Your weekly dose of gossip from around Westminster.

By Kevin Maguire

Politics and sport didn’t mix at Chesham United for a stumbling Rishi Sunak filmed showing he is as good at football as he is at politics. Most of the coaches, parents and young players boycotted the campaign stunt at the Buckinghamshire club, which is based in a constituency the Tories need to win back – they lost a by-election there, Chesham and Amersham, to the Lib Dems in 2021. Enough players were finally mustered to play extras in a Conservative promo, but a coach of one of the age groups revealed many older boys, potential recruits for Sgt Sunak’s national service, refused to attend. The PM’s brother lives locally, but hostile messages from Chesham supporters on its X (formerly Twitter) feed of a team newly promoted to National League South suggest the Tories face a tough election season. One disgusted fan pointed out the club’s kitchen was recently used to help struggling families.
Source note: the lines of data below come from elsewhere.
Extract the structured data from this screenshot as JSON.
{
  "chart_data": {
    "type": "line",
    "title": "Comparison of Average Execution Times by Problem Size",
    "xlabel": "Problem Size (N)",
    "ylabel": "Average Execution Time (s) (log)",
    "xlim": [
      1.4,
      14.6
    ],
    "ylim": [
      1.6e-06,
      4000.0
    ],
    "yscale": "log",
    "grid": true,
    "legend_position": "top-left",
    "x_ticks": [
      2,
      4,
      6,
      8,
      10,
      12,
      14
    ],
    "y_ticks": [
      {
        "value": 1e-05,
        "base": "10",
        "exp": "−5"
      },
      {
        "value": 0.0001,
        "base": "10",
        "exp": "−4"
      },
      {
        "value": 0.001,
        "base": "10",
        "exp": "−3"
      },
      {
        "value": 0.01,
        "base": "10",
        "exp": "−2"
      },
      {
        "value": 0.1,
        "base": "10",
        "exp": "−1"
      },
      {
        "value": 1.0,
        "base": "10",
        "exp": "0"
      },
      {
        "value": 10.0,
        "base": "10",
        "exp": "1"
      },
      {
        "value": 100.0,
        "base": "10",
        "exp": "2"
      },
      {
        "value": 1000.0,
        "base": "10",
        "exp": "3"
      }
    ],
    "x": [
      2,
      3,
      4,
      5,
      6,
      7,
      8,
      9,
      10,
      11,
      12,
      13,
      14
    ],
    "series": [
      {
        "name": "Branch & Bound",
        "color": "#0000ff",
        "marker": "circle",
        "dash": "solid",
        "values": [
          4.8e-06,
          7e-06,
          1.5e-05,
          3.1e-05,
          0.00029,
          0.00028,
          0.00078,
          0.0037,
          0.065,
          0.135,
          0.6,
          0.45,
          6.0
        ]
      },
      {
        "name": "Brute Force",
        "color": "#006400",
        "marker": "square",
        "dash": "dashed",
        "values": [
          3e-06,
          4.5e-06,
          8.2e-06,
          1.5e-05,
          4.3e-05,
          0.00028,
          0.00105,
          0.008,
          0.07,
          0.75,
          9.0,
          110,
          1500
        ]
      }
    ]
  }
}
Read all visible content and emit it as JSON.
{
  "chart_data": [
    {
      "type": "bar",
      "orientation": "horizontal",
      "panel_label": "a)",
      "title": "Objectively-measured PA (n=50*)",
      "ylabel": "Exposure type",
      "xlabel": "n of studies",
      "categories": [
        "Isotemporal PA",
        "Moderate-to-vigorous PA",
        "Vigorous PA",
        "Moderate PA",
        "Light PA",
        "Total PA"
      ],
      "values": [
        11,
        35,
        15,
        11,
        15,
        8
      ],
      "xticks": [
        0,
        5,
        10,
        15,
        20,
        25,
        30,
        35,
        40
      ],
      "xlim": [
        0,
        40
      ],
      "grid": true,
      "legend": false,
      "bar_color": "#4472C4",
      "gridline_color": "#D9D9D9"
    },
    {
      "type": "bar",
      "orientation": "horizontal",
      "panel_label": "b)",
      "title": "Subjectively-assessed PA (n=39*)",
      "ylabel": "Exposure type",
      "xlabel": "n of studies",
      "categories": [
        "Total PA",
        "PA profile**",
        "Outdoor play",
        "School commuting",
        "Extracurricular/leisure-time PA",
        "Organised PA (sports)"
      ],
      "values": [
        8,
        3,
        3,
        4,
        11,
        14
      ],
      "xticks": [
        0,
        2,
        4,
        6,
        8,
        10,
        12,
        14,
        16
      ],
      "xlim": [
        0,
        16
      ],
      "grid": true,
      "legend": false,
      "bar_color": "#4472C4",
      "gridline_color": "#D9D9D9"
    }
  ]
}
Keir Starmer has so far avoided dribbling around cones, and party strategists focusing play on the centre of the pitch, shunning the left wing, increasingly believe heckles from their own side could turn into an advantage. Unite chief Sharon Graham’s broadsides at Labour’s revised and rebranded Make Work Pay job and union rights package irritates not only Starmer but union leaders such as Mick Whelan, Matt Wrack and Dave Ward, who did the negotiating while the syndicalist stayed away from earlier meetings. With the leader and Rachel Reeves falling over themselves to embrace business, Team Starmer is calculating that Sister Sharon’s public grumblings could reinforce the change of pitch. When Gordon Brown was chancellor, his spinner, Charlie Whelan, rang Unison’s Rodney Bickerstaffe after a Budget and asked him to attack it.

Gender wars combatant Rosie Duffield won’t be standing again in Canterbury from the address used in past contests. Labour local councillors were amused to see the family’s two-bed, end-of-terrace house, sandwiched between a busy road and river, pop up unexpectedly on BBC One property show Homes Under the Hammer. One quipped the place, sold at auction for £195,000 requiring renovation, looked as if the work would need to be as extensive as Starmer’s on the party.

Sunak will never be forgiven for an earlier election keeping MPs and peers from rubbing shoulders with Paul McCartney and Bruce Springsteen at the music industry’s Ivor Novello Awards. Tickets were hotter than for a Taylor Swift gig. The Labour leader in the Lords, Angela Smith, was forced to stay in Westminster for the wash-up. Giggles about how a woman’s work is never done tested even her legendary humour.

Jeremy Corbyn lost the 2017 election with 40 per cent of the vote. Could Starmer be about to win 2024 with a lesser proportion? Stranger things have happened, remarked a veteran left-winger.